Sul secondo profilo, l’art. 7, comma 2, del regolamento deve necessariamente prevedere l’accertamento della maturata esperienza nel settore ogniqualvolta si prescinda dalla comprovata specializzazione universitaria. Tale requisito non è derogabile né omissibile in via regolamentare.

Sul terzo profilo, la Sezione dichiara illegittimo l’art. 9, comma 5, che consente l’utilizzo a scorrimento della graduatoria per trentasei mesi. La clausola viola l’art. 7, comma 6-bis, d.lgs. n. 165/2001 e contrasta con la tassatività delle ipotesi di conferimento diretto, dovendo gli incarichi essere conferiti mediante procedura comparativa.

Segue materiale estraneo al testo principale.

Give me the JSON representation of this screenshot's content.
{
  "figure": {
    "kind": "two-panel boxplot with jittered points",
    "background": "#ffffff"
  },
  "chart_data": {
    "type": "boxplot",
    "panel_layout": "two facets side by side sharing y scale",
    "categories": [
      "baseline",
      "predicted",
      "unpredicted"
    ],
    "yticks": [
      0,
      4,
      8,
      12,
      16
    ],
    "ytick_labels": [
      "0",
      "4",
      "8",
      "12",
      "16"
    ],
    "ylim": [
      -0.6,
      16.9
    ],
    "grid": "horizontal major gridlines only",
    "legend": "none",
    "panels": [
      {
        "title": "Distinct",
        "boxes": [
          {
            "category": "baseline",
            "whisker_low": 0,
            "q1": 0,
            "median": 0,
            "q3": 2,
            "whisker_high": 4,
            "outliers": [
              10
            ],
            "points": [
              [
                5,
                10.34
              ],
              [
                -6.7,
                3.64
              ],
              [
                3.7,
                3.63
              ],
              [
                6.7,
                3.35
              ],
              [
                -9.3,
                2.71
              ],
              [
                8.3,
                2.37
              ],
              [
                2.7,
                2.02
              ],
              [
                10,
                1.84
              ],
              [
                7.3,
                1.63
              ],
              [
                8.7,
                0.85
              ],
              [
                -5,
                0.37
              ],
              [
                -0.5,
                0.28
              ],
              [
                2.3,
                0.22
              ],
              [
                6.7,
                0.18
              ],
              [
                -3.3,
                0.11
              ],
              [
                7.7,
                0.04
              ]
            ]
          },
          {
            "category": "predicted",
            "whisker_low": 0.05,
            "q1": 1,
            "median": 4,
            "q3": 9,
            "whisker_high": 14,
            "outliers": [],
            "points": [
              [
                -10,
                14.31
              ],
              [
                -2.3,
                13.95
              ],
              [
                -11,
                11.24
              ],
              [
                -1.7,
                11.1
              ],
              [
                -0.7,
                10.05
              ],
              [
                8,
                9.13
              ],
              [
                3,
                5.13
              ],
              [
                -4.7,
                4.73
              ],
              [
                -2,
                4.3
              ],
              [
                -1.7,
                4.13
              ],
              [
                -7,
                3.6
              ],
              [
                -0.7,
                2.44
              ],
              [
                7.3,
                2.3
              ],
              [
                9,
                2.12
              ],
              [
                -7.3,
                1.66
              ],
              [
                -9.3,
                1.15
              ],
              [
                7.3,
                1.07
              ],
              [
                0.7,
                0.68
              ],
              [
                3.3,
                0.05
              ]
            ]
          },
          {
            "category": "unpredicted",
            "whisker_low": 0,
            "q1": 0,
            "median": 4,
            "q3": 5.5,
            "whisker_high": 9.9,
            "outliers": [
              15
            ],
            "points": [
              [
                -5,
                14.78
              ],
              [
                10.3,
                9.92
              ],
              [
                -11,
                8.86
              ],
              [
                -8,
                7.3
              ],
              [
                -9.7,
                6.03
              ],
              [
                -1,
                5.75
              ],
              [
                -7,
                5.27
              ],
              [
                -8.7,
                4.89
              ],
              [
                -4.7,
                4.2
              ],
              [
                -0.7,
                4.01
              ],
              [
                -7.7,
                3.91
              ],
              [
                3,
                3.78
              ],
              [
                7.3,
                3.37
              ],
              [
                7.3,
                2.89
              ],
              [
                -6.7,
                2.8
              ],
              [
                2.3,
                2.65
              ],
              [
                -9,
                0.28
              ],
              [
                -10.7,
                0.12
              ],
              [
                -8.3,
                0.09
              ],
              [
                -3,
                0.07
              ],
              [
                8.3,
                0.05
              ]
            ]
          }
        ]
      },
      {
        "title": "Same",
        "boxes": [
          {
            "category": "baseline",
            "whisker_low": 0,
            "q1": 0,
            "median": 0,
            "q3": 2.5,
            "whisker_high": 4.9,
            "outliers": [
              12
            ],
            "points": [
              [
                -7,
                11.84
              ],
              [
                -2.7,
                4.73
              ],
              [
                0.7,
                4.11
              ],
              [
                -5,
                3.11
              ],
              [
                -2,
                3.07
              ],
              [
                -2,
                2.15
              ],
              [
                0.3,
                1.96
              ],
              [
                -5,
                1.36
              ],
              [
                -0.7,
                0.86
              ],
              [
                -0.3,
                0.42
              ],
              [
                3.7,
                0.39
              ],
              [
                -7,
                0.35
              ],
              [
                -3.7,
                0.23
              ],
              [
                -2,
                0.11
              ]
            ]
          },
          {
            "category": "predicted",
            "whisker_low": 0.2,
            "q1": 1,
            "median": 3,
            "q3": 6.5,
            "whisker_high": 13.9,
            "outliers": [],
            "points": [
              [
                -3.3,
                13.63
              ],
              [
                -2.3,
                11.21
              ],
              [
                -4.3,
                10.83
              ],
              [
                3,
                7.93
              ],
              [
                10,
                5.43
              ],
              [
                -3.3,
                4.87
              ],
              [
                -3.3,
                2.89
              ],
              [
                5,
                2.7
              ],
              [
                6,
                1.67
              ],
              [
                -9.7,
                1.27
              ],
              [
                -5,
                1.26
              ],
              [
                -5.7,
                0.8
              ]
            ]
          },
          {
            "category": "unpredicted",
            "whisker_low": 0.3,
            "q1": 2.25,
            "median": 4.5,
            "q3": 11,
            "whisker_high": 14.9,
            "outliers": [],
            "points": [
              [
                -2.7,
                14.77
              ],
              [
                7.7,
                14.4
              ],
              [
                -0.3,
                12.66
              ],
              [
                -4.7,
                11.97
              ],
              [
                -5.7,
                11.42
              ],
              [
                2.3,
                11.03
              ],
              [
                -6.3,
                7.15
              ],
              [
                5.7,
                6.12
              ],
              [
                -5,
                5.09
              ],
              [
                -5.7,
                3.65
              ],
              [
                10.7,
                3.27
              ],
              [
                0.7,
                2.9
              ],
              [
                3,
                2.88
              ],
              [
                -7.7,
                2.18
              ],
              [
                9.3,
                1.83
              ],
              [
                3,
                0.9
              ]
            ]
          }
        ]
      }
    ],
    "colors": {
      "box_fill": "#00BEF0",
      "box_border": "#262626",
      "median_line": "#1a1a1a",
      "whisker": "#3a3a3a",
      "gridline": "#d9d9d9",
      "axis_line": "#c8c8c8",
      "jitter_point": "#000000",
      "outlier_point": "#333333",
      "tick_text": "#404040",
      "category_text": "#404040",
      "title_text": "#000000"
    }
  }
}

L’articolo deve essere espunto.

Quanto agli affidamenti diretti, l’art. 10 recepisce gli indirizzi giurisprudenziali con elencazione tassativa, ma la lett. b) è compatibile con la normativa solo se intesa come ipotesi di unicità della prestazione sotto il profilo soggettivo. Infine, l’art. 12 non è conforme alla legge, perché considera la proroga come ipotesi generale, mentre l’art. 7, comma 6, lett. c) la configura come istituto eccezionale, ammesso al solo fine di completare il progetto per ritardi non imputabili al collaboratore. La Sezione invita l’ente a conformarsi entro i termini stabiliti.

Nota della Redazione

Ogni decisione citata è verificata sul provvedimento originale. Quando il documento può essere legittimamente ripubblicato senza esporre dati personali, mettiamo a disposizione anche il testo integrale.